You are welcome to present your own suggestions as to what a technological arts test should be in the comments; please withhold expletives. Mr Kappos, in his comments at Brookings (and my chatting with him), never claims that he knows the correct bright-line definition of technical arts, which indicates that he is a fundamentally sane human being. But he is still committed to that line of reasoning in determining what is patentable.

The other clause
The Constitution gave us one clause, that Congress has the power to grant patents “to promote the progress of science and useful arts”. We have two limitations there: the first is that if it isn't a science or useful art, it shouldn't be patentable. Even this is constrained, being that people will slap the word science on anything, and laws of nature are excluded, and so on. As above, some consider this subclause broad enough to cover mathy business methods, while others don't.

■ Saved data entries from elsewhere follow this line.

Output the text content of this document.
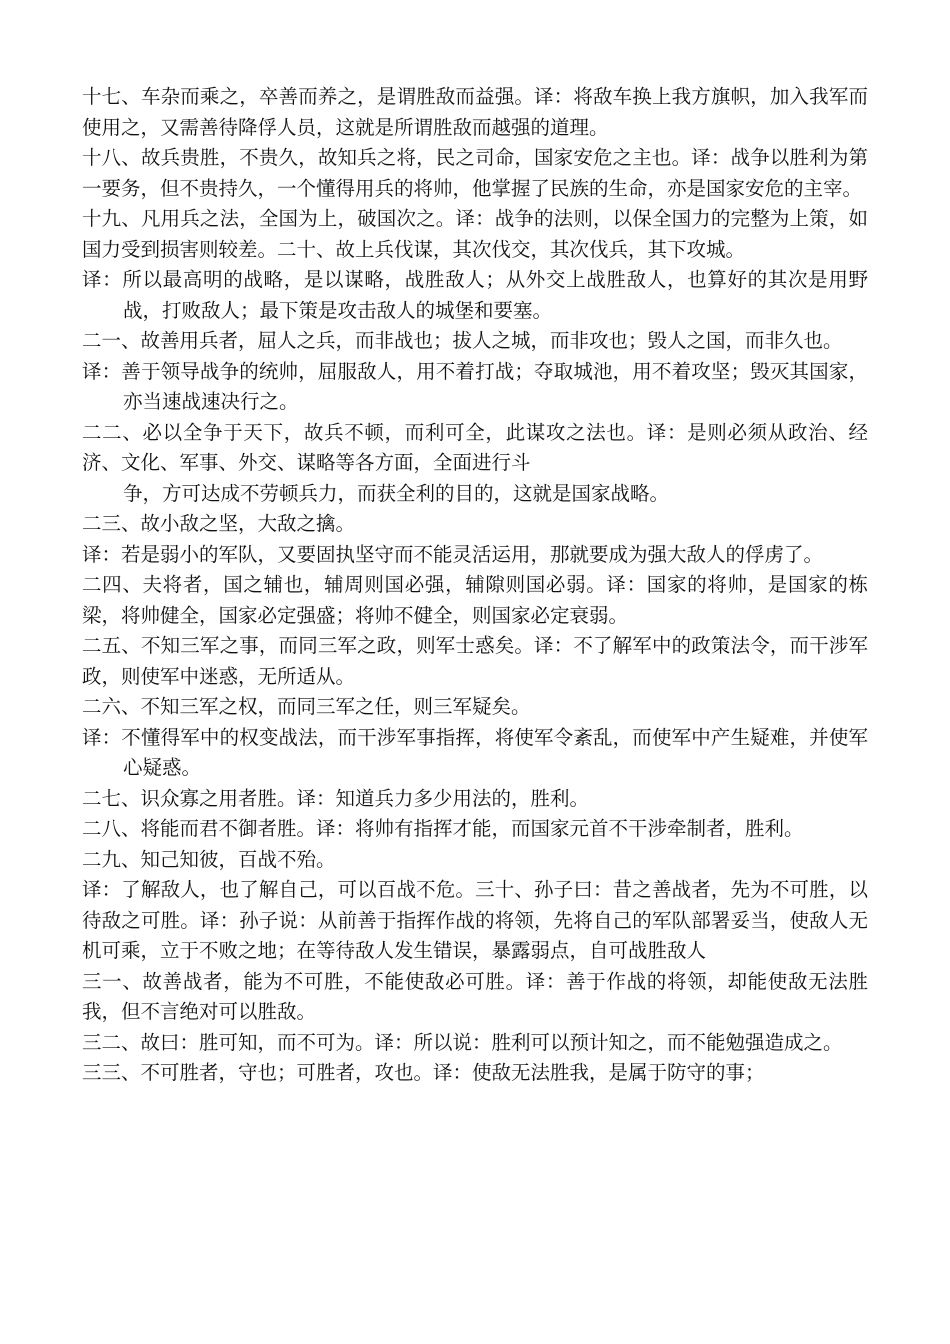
十七、车杂而乘之，卒善而养之，是谓胜敌而益强。译：将敌车换上我方旗帜，加入我军而使用之，又需善待降俘人员，这就是所谓胜敌而越强的道理。

十八、故兵贵胜，不贵久，故知兵之将，民之司命，国家安危之主也。译：战争以胜利为第一要务，但不贵持久，一个懂得用兵的将帅，他掌握了民族的生命，亦是国家安危的主宰。

十九、凡用兵之法，全国为上，破国次之。译：战争的法则，以保全国力的完整为上策，如国力受到损害则较差。二十、故上兵伐谋，其次伐交，其次伐兵，其下攻城。

译：所以最高明的战略，是以谋略，战胜敌人；从外交上战胜敌人，也算好的其次是用野战，打败敌人；最下策是攻击敌人的城堡和要塞。

二一、故善用兵者，屈人之兵，而非战也；拔人之城，而非攻也；毁人之国，而非久也。

译：善于领导战争的统帅，屈服敌人，用不着打战；夺取城池，用不着攻坚；毁灭其国家，亦当速战速决行之。

二二、必以全争于天下，故兵不顿，而利可全，此谋攻之法也。译：是则必须从政治、经济、文化、军事、外交、谋略等各方面，全面进行斗

争，方可达成不劳顿兵力，而获全利的目的，这就是国家战略。

二三、故小敌之坚，大敌之擒。

译：若是弱小的军队，又要固执坚守而不能灵活运用，那就要成为强大敌人的俘虏了。

二四、夫将者，国之辅也，辅周则国必强，辅隙则国必弱。译：国家的将帅，是国家的栋梁，将帅健全，国家必定强盛；将帅不健全，则国家必定衰弱。

二五、不知三军之事，而同三军之政，则军士惑矣。译：不了解军中的政策法令，而干涉军政，则使军中迷惑，无所适从。

二六、不知三军之权，而同三军之任，则三军疑矣。

译：不懂得军中的权变战法，而干涉军事指挥，将使军令紊乱，而使军中产生疑难，并使军心疑惑。

二七、识众寡之用者胜。译：知道兵力多少用法的，胜利。

二八、将能而君不御者胜。译：将帅有指挥才能，而国家元首不干涉牵制者，胜利。

二九、知己知彼，百战不殆。

译：了解敌人，也了解自己，可以百战不危。三十、孙子曰：昔之善战者，先为不可胜，以待敌之可胜。译：孙子说：从前善于指挥作战的将领，先将自己的军队部署妥当，使敌人无机可乘，立于不败之地；在等待敌人发生错误，暴露弱点，自可战胜敌人

三一、故善战者，能为不可胜，不能使敌必可胜。译：善于作战的将领，却能使敌无法胜我，但不言绝对可以胜敌。

三二、故曰：胜可知，而不可为。译：所以说：胜利可以预计知之，而不能勉强造成之。

三三、不可胜者，守也；可胜者，攻也。译：使敌无法胜我，是属于防守的事；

The terms technological arts and science and useful arts are sufficiently amorphous that we can take them as synonyms. So why are Mr Kappos and IBM talking about a technological arts test at all, when it's right there in the darn Constitution?

By suggesting that we put exclusive focus on that test (which IBM does much more than Mr Kappos), they suggest that the other half of our Constitutional clause--that patent law must “promote the progress”--be shunted to the side. IBM suggests in its brief that once you've satisfied the technological arts test, the promotion of progress follows as a throwaway subordinate clause: “... the substantive approach is to determine if the claimed process provides a technological contribution and thus advances the `useful arts,'...” [brief p 5]

What would a further restriction on patentability aimed at promoting progress look like? We have some not-seriously-controversial examples, like how the invention must not be a law of nature, and must not be plain printed matter. These restrictions, with an eye toward promoting progress and keeping economic sense in the patent laws, read like restrictions on which technical arts may be patented. That makes sense: even though the intent may be economic sensibility, the operationalization still has to be a restriction on what stuff gets to be patented.

So to say that anything that passes the technological arts test can't be further barred is to shut any entrée for restrictions to ensure the promotion of progress. Like the printed matter doctrine, the machine-or-transformation test from the Federal Circuit is not an attempt to cut down on what counts as a technological art, but an attempt to cut down on patents that don't promote progress. If we don't like that test (and I could certainly quibble), then the solution is not to throw out all efforts to prevent progress-hindering patents, but to find a better solution.

Here's IBM's description (on p 17 of the brief linked above) of “...the overall purpose of the patent system: to protect technological advances.” The Constitution required promoting progress and covering technological advances. In IBM's statement of the patent system's purpose, the promotion of progress somehow evaporates, leaving only the focus on technological advances. If it's a technical advance, it merits patent protection, period.

But neither of the Constitution's two subclauses are by itself sufficient: the law must cover only technological arts, and may only protect technology to the extent that doing so promotes overall progress. The technological arts test pushes the idea that the technological arts test should be the dominant, or even sole, test for patentability, and should not be fettered by efforts to limit patents to the promotion of progress. It thus draws a harsh red line through an important clause in our constitution.